I wonder how many execs the investors will let Kalanick burn through before they go after him. It seems like they could solve a lot of their image problems by deposing him. Just look how easily the public was deceived with Uber vs Lyft in the JFK immigration ban strike. He must be quite adept at managing them.

> I wonder how many execs the investors will let Kalanick burn through before they go after him.

An interesting point. What value does he add by remaining? It's a serious question; what are his strengths and weaknesses as a CEO?

A major part of the CEO's job is to be the public face, to maintain the business' reputation, and to handle crises. The results don't look good right now in terms of those requirements, but of course it's also not accurate to rely on a snapshot taken at someone's worst moment.

Also, we all know that many founders don't make good CEOs of large organizations. Those are different skill sets.


Uber's valuation is contingent on it becoming a monopoly or something close to it. That isn't going to happen w/o a pitbull CEO. Travis knows the business better than anyone else @ this point. A threshold of bad PR that is counter to said goal would have to be met, and I don't think this is it.

"In this City, you are innocent until you are investigated."

- Syriana


The inquisition is back and you too could be a heretic soon.

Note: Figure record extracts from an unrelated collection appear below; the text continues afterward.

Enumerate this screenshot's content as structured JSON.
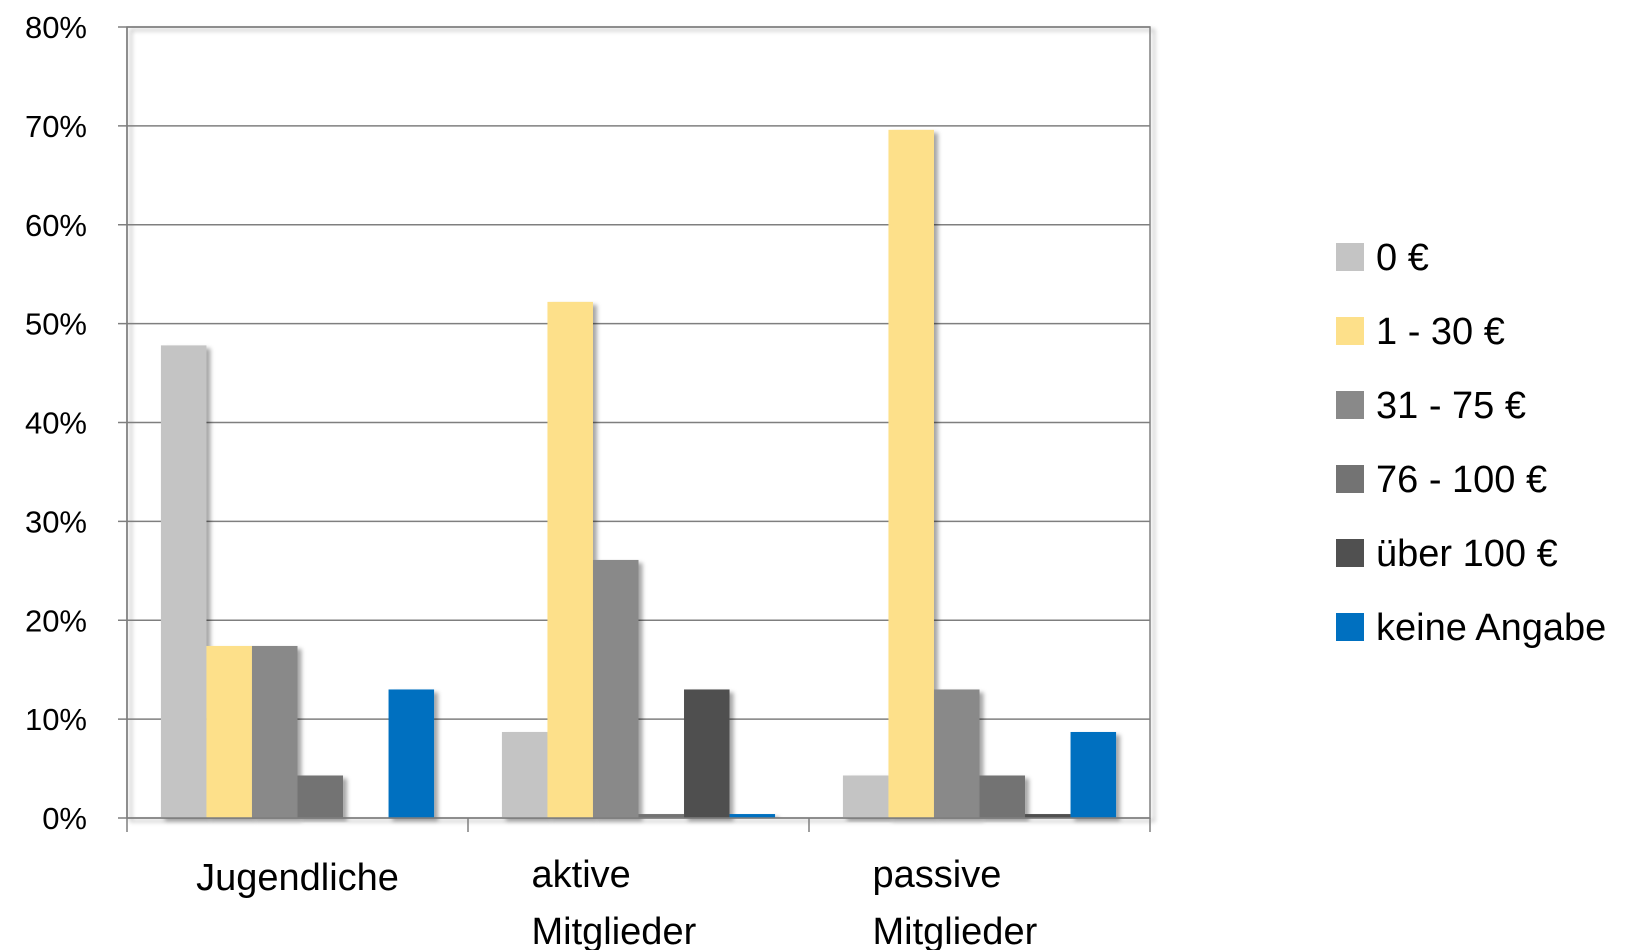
{
  "chart_data": {
    "type": "bar",
    "categories": [
      [
        "Jugendliche"
      ],
      [
        "aktive",
        "Mitglieder"
      ],
      [
        "passive",
        "Mitglieder"
      ]
    ],
    "series": [
      {
        "name": "0 €",
        "color": "#c4c4c4",
        "values": [
          47.8,
          8.7,
          4.3
        ]
      },
      {
        "name": "1 - 30 €",
        "color": "#fde08a",
        "values": [
          17.4,
          52.2,
          69.6
        ]
      },
      {
        "name": "31 - 75 €",
        "color": "#898989",
        "values": [
          17.4,
          26.1,
          13.0
        ]
      },
      {
        "name": "76 - 100 €",
        "color": "#737373",
        "values": [
          4.3,
          0.4,
          4.3
        ]
      },
      {
        "name": "über 100 €",
        "color": "#505050",
        "values": [
          0,
          13.0,
          0.4
        ]
      },
      {
        "name": "keine Angabe",
        "color": "#0070c0",
        "values": [
          13.0,
          0.4,
          8.7
        ]
      }
    ],
    "y_ticks": [
      "0%",
      "10%",
      "20%",
      "30%",
      "40%",
      "50%",
      "60%",
      "70%",
      "80%"
    ],
    "ylim": [
      0,
      80
    ],
    "grid": true,
    "legend_position": "right"
  }
}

> “As I entered the fifteenth year of working at Google, I've been asking myself the question, ‘What would you want to do for the next fifteen?’

Given that he joined Uber on January 20th [0], he's out in 5 weeks total.

His interest in running his own philanthropic foundation also didn't last much more than a year [0].

Sounds like he needs to rethink what he's going to do for the next 15 years.

[0] Uber Hires Former Google Search Chief Amit Singhal as SVP of Engineering https://news.ycombinator.com/item?id=13445597


Wow, I think a lot of people learn from their successes and mistakes in previous jobs and bring that knowledge into their next job.

It does not seem appropriate to fire someone who hasn't acted badly in his current job. The opportunity for finding out about his past was before he was offered the position.


His reason for leaving Google (a "credible" sexual harassment allegation) is a liability for Uber. If he had disclosed it before he was offered the position, he likely would not have been offered it.

It seems completely appropriate for a company to take steps to limit their liabilities.


Based on what is being written about Uber's culture it's not obvious he wouldn't have been offered job if this had been known. Now it's clearly a liability.

Uh, a credible allegation according to whom? If there had been disciplinary action or termination I think he perhaps ought to have disclosed it, but this seems like opportunism and scapegoating.

The more we learn about Uber's culture I think the inescapable conclusion is that it might very much benefit from a different CEO.


Scapegoating.

How did he go from rewriting Google's search algorithm to managing an entire engineering workforce at Uber? That seems like a crazy shift from maker to manager.

$$$$$$$$$$$$$$$$$

I'm pretty sure he was a manager of a lot of people at search when he left.